The benefits of Continuous Professional Development
07:40 Thursday, 22 July 2021
UK Cyber Security Council
Keeping a record of the Continuous Professional Development (CPD) we do can be a chore. It’s a necessary chore, though, as CPD is a key ingredient in maintaining the professional certifications that many of us hold. As the holder of the CISSP certification, for example, one has to undertake 120 units of CPD in every three-year cycle (a unit generally equates to spending an hour doing one of the accepted activities).
Why do many of us grumble so much when we have to fulfil our CPD requirements, though? Professional bodies’ CPD requirements don’t exist merely as a tick-box exercise that they introduced for fun; the activities that they accept as CPD material are all directly related to things you can do that make you a better person within the profession.
There are some CPD activities that are easy to motivate oneself to do. Training courses are the most prominent in this respect, because in addition to uploading (usually) several units to the CPD register, you’re gaining education that bolsters your CV and ultimately benefits your bank balance.
Other activities can seem mundane. Webinars – particularly during the Covid-19 pandemic – have shot up in number, and in some cases there has been a corresponding decline in quality and hence educational value. If one chooses carefully, though, there is a wealth of material out there that can enhance your cyber knowledge.
CPD also gives you the opportunity to try new things, such as public speaking. It’s something I do quite a lot of, and it’s a hugely rewarding thing to do. Looking at my current CISSP CPD log, I see talks that I’ve given on Incident Response, the effects of Covid-19 on Data Protection and Behavioural Cybersecurity. The last of these was a subject I was asked to speak on, and hence had to spend a fair amount of time researching; this meant that as well as the audience learning something (at least one hopes they did) it also gave me insight into something on which I wasn’t particularly well versed.
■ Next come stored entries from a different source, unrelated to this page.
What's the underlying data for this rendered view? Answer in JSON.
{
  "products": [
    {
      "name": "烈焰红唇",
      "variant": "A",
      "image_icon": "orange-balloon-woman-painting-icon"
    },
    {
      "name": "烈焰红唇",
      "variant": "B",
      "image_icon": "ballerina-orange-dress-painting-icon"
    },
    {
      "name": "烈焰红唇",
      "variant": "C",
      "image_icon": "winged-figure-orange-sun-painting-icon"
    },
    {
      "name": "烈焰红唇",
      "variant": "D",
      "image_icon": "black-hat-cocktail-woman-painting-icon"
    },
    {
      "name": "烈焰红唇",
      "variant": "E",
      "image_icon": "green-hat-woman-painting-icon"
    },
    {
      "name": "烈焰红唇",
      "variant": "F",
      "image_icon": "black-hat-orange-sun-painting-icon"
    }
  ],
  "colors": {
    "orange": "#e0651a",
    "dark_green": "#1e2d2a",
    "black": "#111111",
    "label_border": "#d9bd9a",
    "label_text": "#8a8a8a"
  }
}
Finally, the need to do CPD can help give the impetus to go out and find new things to look at. As I’ve noted above, it can be easy to get into the mindset of “all these webinars are dull and pointless”, but if you take the time to look hard enough that’s simply not true. In the last couple of weeks I’ve taken part in webinars on CISO soft skills, shadow IT in the cloud and how to get the security message over to the Board, and each of them has been an hour well spent.
CPD, then, is not just a tick-box exercise when you’re renewing your professional subscription or certification; it really does continue your professional development. As the saying goes, it does what it says on the tin.